‘El Templo del Tiramisú’

A ver, si en cualquier restaurante de, pongámosle Madrid, culminas una comida de domingo con un tiramisú al canto ¿cómo vas a venir a Roma y no probar el postre italiano más famoso del mundo? Aviso que el origen geográfico de este dulce está más al norte, en la región del Véneto, pero también confirmo que la destreza de los italianos a la hora de componerlo no tiene parangón. Mejor si se prueba en una casa particular pero como esto no va a ser lo más común, no está de más tener un lugar de referencia.

No voy a entretenerme mucho en el origen de tan célebre postre. Solo apuntaré que desde su nacimiento al tiramisú se le ha dado un valor afrodisíaco. Literalmente ‘tira-mi-sù’ significa ‘tira-me-arriba’, pero si queremos darle un sentido a la palabra éste sería ‘reconstituyente’, por su alto valor en glúcidos, o simplemente ‘tentempié’. Parece que después de la Segunda Guerra Mundial era un postre bastante consumido en los burdeles de Treviso, en el Véneto, donde el dulce vigorizante aupaba el espíritu de unos y la resistencia de otras. El caso es que el tentempié inspiró a uno de sus clientes, que montó un restaurante y como postre estrella del menú puso aquél que tan buenos ratos le había hecho pasar.

Para tomar el tiramisú que recomiendo hay que salir del centro histórico de Roma y pasarse por un quartiere (barrio) un poco más popular.
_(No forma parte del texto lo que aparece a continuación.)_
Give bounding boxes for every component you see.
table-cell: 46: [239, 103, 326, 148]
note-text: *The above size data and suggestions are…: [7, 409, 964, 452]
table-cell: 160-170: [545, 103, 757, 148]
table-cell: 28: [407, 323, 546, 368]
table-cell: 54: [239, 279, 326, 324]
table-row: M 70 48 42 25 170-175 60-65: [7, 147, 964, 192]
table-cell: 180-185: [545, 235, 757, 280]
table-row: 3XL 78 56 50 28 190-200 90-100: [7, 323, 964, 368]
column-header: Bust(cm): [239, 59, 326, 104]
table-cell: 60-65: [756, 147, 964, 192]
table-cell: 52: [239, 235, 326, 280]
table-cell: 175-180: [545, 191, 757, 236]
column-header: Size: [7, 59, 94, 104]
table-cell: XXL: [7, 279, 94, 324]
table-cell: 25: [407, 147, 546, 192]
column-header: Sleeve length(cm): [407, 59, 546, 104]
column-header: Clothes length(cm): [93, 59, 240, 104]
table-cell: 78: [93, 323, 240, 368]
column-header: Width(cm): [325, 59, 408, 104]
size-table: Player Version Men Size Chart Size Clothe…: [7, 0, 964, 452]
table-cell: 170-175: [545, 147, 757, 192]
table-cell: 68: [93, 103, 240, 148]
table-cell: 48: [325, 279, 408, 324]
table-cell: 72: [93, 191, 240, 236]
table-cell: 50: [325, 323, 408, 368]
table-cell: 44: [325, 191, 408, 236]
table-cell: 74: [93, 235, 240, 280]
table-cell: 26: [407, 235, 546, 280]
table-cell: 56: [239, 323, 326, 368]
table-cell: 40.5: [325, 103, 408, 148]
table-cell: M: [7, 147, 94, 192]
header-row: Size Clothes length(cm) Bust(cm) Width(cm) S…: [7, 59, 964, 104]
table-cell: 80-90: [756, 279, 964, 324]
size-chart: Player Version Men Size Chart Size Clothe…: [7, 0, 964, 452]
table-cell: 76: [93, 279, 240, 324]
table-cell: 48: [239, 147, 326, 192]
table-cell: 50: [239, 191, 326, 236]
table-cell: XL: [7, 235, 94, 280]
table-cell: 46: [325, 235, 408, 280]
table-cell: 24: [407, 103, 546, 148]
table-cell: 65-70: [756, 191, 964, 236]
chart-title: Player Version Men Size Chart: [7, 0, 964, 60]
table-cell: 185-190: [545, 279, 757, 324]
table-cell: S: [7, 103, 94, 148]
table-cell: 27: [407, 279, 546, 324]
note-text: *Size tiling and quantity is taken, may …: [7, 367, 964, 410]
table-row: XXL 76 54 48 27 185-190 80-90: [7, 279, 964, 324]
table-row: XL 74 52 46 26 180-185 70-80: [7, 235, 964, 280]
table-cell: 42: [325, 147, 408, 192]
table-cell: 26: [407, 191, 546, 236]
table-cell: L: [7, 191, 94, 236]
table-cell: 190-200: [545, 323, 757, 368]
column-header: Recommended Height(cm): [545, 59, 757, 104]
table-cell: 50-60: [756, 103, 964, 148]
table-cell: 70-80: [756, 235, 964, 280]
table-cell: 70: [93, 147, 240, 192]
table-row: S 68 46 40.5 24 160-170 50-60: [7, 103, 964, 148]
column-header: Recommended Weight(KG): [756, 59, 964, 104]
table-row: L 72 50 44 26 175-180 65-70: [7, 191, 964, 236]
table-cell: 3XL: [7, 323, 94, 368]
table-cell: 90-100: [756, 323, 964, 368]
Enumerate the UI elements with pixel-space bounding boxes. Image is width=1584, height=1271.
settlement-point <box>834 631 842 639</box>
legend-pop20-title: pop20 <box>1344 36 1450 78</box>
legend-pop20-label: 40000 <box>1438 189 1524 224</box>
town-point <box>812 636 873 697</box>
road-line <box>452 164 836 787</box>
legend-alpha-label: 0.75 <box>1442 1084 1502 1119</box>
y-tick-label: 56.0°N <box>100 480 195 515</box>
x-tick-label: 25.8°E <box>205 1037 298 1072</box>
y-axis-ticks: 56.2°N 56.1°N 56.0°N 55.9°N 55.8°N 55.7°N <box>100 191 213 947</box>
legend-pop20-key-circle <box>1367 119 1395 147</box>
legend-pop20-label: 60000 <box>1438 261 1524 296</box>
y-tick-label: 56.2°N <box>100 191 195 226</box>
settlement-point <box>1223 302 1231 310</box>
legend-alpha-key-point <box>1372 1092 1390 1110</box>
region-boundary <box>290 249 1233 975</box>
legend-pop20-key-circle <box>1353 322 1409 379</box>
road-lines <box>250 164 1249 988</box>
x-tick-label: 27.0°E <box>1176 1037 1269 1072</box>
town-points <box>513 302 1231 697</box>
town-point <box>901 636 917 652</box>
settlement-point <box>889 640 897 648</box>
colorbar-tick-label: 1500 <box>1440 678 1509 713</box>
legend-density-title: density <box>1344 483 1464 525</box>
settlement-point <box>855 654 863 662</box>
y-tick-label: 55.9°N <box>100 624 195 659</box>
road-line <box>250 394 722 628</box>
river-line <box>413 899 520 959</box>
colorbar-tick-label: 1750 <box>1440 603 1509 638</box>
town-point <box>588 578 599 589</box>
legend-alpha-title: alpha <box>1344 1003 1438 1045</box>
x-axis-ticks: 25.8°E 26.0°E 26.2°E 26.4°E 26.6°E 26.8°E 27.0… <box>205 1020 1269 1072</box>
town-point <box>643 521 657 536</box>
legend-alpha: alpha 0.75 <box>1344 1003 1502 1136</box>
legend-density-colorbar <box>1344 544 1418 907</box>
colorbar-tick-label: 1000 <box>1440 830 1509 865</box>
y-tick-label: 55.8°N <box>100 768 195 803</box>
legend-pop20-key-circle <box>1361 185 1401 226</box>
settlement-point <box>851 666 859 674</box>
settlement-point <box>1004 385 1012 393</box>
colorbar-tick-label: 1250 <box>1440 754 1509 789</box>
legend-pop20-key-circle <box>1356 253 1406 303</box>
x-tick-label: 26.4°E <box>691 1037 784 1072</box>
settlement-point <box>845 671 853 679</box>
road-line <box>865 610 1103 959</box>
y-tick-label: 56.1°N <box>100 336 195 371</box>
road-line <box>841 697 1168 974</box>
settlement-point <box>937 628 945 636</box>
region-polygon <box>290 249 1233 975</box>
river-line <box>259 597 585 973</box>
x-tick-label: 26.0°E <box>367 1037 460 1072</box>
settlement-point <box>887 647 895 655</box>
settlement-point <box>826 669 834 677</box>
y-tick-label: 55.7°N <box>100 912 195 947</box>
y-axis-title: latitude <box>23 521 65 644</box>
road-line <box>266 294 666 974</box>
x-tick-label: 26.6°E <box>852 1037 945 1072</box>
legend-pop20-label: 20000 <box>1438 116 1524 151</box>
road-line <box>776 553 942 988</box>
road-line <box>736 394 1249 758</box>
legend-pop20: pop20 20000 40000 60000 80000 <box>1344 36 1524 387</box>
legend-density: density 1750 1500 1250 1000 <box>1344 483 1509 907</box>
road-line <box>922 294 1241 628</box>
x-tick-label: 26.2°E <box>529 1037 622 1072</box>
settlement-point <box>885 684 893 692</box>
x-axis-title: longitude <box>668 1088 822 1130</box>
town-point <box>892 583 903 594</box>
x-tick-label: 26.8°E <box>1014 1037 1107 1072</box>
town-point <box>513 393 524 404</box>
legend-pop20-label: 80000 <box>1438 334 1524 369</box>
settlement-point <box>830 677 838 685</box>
Solo por eso ya vale la pena la excursión. El bar Pompi, de apellido El Templo del Tiramisú, está en Via Albalonga 9, muy cerca de la parada de metro Re di Roma. Esto vendría a ser como la Horchatería Daniel de Alboraia para los valencianos o la Chocolatería de San Ginés en el caso de los madrileños.

Salvo algún erasmus o turistas leídos en blogs, la mayoría de los clientes del bar Pompi son italianos y esto ya es un punto. Y aunque sirven el aperitivo y otras comidas el rey de la carta es el tiramisú, bien para llevar o bien para tomar en el salón. Mi recomendación es comerlo allí, la experiencia no defraudará. Se trata de una sala llena de espejos con lámparas antiguas, bolas de discoteca, algún luminoso de neón, paredes color pastel y camareros de uniforme con chaleco y pajarita. Tal es el impacto visual que no sabes si comer o mirar. Suerte que el bocado no defrauda.

Con el tiempo me he dado cuenta de que barruntar esos estilos que dan un toque kitch al local y de gusto cuestionable es bastante común en las cafeterías de Roma. Pero admito que forma parte de su encanto.

En Pompi hay tiramisú de fresa, pistacho, nutella y plátano y el clásico, ¿cuál te gustaría probar?